Okay, one last thing. Many people (including Justin) objected when on one thread a poster remarked that “Colin McGinn is the Jerry Sandusky of Miami”. [Dr Killjoy at the Smoker: “By publishing such a comment, you didn't just drop the Moderating Ball, you punted it out of the goddamn fucking stadium.”] And indeed, phew, that's pretty quick, given that … never mind, you get the idea.

But consider the general complaint: how dare you compare A with B, when it is clear that B is much worse? We hear this complaint all the time, often validly: no matter what you think of them, George W. Bush was not a Nazi, nor Barack Obama a Stalinist, and the comparisons are indeed offensive. Yet as Quine reminds us, everything is similar to everything else in some respect, and it seems that one may sometimes helpfully compare A with B even when B is an undoubted moral evil and A not yet shown to be nearly as bad, or even an evil at all. But back on the first hand: even if the comparison is helpful in some way, might that possibly subtle point be lost in the emotive swirl of the looming suggestion that maybe A really is as bad as B in some respect?

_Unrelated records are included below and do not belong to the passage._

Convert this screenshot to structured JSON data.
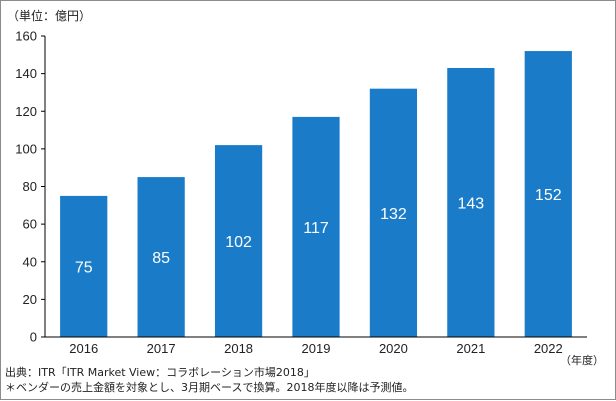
{
  "unit_label": "（単位：億円）",
  "year_suffix": "（年度）",
  "source": "出典：ITR「ITR Market View：コラボレーション市場2018」",
  "note": "＊ベンダーの売上金額を対象とし、3月期ベースで換算。2018年度以降は予測値。",
  "colors": {
    "bar": "#1a7cc9",
    "bar_label": "#ffffff",
    "axis": "#000000",
    "text": "#222222"
  },
  "chart_data": {
    "type": "bar",
    "categories": [
      "2016",
      "2017",
      "2018",
      "2019",
      "2020",
      "2021",
      "2022"
    ],
    "values": [
      75,
      85,
      102,
      117,
      132,
      143,
      152
    ],
    "value_labels": [
      "75",
      "85",
      "102",
      "117",
      "132",
      "143",
      "152"
    ],
    "ylim": [
      0,
      160
    ],
    "yticks": [
      0,
      20,
      40,
      60,
      80,
      100,
      120,
      140,
      160
    ],
    "grid": false,
    "data_labels_position": "inside-middle"
  }
}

Consider everyone's favorite example, the Nazis. The German government of the early 1940s had many, many attributes. If its unprecedented degree of moral evil made it entirely unique, we couldn't understand it in conventional terms in any respect. Their filing systems, or their approach to infrastructure, or the tactical use of heavy artillery, would be rendered unintelligible by the vile uses to which they were put. And indeed it's hard to look at, say, the careful records made by the concentration camps and not be struck the uniqueness of that depravity (yet at the same time by, in Arendt's famous phrase, the “banality of evil”). But maybe that's what makes the Nazis a special case; yet surely not every evil is this way, even when a comparison offends – and especially when it shouldn't.